Peripheral viral infections are potent triggers of exacerbation in multiple sclerosis (MS). Here, we used a preclinical model of MS, the experimental autoimmune encephalomyelitis (EAE) to corroborate this comorbidity in an experimental setting. EAE was induced by immunization of mice with MOG peptide, and paralysis was scored using a 5-point scale. At the onset of the chronic phase of the disease (Days 42-58 after MOG injection) the animals were divided into low responders (LR) and high responders (HR) with the mean score of 1.5 and 2.5, respectively. The acute phase response (APR) was induced by intraperitoneal injections of a viral mimetic, polyinosinic-polycytidylic acid (PIC). Two daily injections were performed on Days 42 and 44 (PIC challenge) and on Days 54, 55 and 56 (PIC challenge).
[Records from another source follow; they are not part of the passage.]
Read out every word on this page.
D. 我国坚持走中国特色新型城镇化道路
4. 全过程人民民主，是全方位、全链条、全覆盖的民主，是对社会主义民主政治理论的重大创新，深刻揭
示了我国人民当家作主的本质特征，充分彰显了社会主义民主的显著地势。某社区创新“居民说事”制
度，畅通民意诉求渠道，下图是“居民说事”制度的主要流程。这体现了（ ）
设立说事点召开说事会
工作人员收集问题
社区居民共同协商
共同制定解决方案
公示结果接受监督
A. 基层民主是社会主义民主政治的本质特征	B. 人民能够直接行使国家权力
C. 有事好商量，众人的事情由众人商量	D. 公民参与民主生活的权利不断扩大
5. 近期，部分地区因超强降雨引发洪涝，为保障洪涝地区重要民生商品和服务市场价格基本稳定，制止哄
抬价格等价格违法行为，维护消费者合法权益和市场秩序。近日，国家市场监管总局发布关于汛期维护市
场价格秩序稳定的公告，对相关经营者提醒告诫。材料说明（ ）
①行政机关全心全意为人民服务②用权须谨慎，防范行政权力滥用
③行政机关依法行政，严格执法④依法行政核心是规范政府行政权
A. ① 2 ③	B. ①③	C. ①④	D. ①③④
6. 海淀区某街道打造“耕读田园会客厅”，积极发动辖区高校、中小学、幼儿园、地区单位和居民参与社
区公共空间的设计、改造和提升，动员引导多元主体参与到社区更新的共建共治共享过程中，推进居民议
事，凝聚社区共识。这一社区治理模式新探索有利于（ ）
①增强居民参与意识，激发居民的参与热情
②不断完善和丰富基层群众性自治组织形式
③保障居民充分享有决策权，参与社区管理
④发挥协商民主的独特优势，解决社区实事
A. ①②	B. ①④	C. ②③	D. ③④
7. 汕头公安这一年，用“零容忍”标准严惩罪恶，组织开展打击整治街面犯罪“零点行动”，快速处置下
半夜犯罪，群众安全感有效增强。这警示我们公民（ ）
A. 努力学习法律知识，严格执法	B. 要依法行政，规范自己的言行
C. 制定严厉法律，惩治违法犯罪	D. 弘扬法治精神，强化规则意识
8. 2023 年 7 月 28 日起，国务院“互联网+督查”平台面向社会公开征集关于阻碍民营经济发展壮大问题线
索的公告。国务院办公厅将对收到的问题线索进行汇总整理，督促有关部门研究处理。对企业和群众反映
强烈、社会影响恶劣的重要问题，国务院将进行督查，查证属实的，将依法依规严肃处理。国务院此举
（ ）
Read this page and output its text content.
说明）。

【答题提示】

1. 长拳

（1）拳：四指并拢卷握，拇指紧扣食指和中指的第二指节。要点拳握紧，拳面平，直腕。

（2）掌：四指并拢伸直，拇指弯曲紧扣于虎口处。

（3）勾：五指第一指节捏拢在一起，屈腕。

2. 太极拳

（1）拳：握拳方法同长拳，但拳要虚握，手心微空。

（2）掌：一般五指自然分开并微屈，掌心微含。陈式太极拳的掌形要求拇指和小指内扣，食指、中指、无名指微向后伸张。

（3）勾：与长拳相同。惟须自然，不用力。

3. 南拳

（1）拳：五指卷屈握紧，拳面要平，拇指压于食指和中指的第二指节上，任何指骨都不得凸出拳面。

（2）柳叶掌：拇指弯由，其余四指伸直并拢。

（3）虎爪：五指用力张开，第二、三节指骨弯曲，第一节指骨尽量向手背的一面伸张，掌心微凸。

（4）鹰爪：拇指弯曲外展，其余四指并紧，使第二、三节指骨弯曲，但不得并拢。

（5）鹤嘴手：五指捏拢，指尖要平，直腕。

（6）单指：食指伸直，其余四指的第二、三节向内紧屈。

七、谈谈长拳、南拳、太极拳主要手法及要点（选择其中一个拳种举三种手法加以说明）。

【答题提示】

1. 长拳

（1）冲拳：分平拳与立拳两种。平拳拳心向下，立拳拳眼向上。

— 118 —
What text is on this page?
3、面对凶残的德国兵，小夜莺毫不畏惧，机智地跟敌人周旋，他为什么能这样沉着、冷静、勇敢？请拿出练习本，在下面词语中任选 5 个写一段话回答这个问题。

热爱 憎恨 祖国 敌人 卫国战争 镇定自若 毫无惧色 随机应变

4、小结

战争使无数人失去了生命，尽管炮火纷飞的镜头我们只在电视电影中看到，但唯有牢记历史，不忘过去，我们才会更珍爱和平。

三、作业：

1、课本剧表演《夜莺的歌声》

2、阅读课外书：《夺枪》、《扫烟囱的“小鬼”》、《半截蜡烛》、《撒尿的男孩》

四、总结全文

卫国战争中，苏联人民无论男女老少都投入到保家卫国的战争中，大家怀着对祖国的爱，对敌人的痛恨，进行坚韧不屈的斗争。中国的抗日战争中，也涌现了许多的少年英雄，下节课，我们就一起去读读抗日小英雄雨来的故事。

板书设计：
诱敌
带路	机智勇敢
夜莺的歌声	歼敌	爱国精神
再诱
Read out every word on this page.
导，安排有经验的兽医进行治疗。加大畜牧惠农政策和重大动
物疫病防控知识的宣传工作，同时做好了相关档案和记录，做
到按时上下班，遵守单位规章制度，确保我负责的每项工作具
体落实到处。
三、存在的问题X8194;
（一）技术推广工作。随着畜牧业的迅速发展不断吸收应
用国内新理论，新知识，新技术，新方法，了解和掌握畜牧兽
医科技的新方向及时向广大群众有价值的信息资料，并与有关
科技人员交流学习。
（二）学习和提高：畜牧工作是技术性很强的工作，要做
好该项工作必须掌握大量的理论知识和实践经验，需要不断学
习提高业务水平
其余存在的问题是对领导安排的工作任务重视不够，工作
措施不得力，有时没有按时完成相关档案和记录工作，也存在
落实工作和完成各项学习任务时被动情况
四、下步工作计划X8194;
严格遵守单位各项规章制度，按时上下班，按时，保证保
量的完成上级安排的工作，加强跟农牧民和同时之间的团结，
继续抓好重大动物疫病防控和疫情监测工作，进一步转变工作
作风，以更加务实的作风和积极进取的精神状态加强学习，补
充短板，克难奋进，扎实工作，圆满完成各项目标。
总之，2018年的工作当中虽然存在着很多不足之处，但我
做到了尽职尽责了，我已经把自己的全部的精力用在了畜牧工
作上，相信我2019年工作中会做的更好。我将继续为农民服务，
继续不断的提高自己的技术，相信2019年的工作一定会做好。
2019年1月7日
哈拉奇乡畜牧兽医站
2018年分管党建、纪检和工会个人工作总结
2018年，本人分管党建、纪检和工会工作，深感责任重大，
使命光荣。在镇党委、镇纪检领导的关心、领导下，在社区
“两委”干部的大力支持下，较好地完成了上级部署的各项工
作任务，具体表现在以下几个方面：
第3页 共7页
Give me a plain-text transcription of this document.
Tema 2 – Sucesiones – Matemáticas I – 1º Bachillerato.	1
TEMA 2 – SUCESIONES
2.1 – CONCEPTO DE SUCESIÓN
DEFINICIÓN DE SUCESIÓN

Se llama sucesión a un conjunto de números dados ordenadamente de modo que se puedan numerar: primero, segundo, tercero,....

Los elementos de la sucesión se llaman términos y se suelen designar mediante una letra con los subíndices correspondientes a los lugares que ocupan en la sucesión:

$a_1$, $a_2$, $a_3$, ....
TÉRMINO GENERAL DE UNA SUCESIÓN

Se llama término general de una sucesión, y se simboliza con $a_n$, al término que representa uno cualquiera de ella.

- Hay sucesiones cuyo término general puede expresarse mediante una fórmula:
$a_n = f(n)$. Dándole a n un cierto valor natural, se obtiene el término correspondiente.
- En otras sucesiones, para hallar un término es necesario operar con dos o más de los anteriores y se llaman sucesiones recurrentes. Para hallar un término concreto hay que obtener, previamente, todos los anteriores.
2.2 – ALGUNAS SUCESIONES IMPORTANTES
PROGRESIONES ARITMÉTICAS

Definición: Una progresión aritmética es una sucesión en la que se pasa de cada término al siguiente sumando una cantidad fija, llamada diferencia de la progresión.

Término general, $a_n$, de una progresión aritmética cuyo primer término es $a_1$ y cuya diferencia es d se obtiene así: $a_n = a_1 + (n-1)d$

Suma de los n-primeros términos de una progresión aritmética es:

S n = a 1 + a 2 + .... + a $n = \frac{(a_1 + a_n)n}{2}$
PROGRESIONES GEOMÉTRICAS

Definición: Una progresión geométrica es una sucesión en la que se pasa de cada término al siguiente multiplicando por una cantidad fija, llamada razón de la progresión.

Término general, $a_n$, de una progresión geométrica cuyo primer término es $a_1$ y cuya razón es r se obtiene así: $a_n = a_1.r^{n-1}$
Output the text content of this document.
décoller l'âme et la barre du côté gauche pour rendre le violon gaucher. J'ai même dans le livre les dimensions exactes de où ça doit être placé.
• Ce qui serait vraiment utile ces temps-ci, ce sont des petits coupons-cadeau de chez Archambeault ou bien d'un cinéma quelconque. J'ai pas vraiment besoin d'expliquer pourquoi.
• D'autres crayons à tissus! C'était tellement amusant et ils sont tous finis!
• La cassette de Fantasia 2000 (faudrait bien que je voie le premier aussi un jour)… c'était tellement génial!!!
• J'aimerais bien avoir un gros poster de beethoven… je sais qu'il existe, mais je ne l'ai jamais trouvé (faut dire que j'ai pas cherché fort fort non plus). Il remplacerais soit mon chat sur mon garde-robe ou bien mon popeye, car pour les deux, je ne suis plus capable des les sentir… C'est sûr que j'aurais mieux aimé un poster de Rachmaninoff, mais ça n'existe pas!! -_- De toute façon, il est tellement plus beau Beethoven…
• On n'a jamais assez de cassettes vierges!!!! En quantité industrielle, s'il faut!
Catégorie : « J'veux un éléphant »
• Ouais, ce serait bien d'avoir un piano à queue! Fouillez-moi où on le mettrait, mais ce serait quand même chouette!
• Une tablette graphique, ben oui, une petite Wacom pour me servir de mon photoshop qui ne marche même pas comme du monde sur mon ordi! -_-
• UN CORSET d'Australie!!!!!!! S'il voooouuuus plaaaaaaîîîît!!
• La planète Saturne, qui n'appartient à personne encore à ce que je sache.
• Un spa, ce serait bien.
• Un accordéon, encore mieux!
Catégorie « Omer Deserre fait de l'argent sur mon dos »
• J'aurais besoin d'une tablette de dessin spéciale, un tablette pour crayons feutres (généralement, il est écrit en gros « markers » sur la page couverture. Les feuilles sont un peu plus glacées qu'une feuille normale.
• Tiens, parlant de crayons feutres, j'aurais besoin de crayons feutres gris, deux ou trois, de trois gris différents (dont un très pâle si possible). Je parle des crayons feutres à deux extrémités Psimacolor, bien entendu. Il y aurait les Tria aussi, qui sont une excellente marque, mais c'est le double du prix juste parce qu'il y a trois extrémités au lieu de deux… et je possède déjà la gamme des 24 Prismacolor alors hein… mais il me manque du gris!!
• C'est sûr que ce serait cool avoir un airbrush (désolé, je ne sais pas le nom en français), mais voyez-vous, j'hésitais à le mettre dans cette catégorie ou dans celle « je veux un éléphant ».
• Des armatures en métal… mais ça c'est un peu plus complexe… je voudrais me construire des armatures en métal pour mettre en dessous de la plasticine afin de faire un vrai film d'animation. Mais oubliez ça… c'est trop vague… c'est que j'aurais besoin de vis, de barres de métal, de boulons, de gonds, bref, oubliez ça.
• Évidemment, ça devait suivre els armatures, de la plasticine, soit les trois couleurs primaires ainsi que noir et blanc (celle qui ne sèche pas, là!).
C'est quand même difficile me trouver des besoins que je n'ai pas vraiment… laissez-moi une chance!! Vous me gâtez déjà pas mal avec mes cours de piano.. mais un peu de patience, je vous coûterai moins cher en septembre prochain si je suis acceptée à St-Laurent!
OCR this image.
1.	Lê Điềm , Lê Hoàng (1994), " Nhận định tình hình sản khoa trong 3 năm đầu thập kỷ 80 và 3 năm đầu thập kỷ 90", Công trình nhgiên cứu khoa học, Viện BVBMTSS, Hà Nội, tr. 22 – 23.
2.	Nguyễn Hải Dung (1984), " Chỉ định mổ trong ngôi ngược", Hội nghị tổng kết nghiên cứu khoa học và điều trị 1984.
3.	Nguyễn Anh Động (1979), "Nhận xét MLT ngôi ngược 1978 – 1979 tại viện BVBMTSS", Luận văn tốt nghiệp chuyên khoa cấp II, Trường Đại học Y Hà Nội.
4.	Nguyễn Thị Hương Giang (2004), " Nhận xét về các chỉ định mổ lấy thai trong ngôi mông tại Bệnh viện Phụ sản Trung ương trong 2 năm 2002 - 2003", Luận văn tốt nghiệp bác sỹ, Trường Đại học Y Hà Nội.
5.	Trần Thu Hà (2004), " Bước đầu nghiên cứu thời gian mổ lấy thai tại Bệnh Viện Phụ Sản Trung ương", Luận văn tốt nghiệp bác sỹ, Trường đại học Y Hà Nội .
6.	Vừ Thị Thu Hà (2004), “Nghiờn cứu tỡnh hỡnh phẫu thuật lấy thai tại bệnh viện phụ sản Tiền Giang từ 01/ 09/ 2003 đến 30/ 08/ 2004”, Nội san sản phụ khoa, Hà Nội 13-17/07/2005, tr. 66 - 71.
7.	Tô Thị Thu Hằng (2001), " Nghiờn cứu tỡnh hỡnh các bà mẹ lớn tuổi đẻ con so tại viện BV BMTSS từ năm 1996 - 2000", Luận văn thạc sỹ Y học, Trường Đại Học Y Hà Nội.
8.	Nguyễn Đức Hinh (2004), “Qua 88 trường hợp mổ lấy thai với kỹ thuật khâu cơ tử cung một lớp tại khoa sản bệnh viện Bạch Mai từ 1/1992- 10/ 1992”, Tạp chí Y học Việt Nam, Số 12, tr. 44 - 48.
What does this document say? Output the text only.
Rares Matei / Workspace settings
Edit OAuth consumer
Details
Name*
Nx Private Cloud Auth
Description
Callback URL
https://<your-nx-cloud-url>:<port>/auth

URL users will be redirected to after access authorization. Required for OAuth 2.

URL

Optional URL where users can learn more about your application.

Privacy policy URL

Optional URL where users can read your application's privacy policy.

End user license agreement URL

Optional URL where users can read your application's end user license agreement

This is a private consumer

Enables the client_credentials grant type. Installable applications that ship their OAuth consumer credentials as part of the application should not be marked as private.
PIC challenge had no effect of EAE disease, whereas PIC challenge rapidly increased paralysis but only in HR group. This exacerbation ultimately led to animal death by Day 58. These results demonstrate that antiviral APR is a potent exacerbator of EAE, and that this activity directly correlates with the severity of the disease. This in turn, indicates that antiviral APR might play a pivot role in linking peripheral viral infections with MS exacerbations.

摘要

外周病毒感染是多发性硬化症(MS)恶化的有力触发因素。在这里,我们使用 MS 的临床前模型,实验性自身免疫性脑脊髓炎(EAE),在实验环境中证实这种合并症。通过用 MOG 肽免疫小鼠诱导 EAE,并使用 5 分制对瘫痪进行评分。在疾病慢性期开始时(MOG 注射后第 42-58 天),将动物分为低反应者(LR)和高反应者(HR),平均得分为 1.5 和 2.5。通过腹腔内注射病毒类似物聚肌胞苷酸(PIC)诱导急性相反应(APR)。在第 42 天和第 44 天(PIC 挑战)以及第 54、55 和 56 天(PIC 挑战)进行两次每日注射。PIC 挑战对 EAE 疾病没有影响,而 PIC 挑战仅在 HR 组中迅速增加瘫痪。这种恶化最终导致动物在第 58 天死亡。这些结果表明,抗病毒 APR 是 EAE 的有力恶化因素,并且这种活性与疾病的严重程度直接相关。这反过来又表明,抗病毒 APR 可能在将外周病毒感染与 MS 恶化联系起来方面发挥关键作用。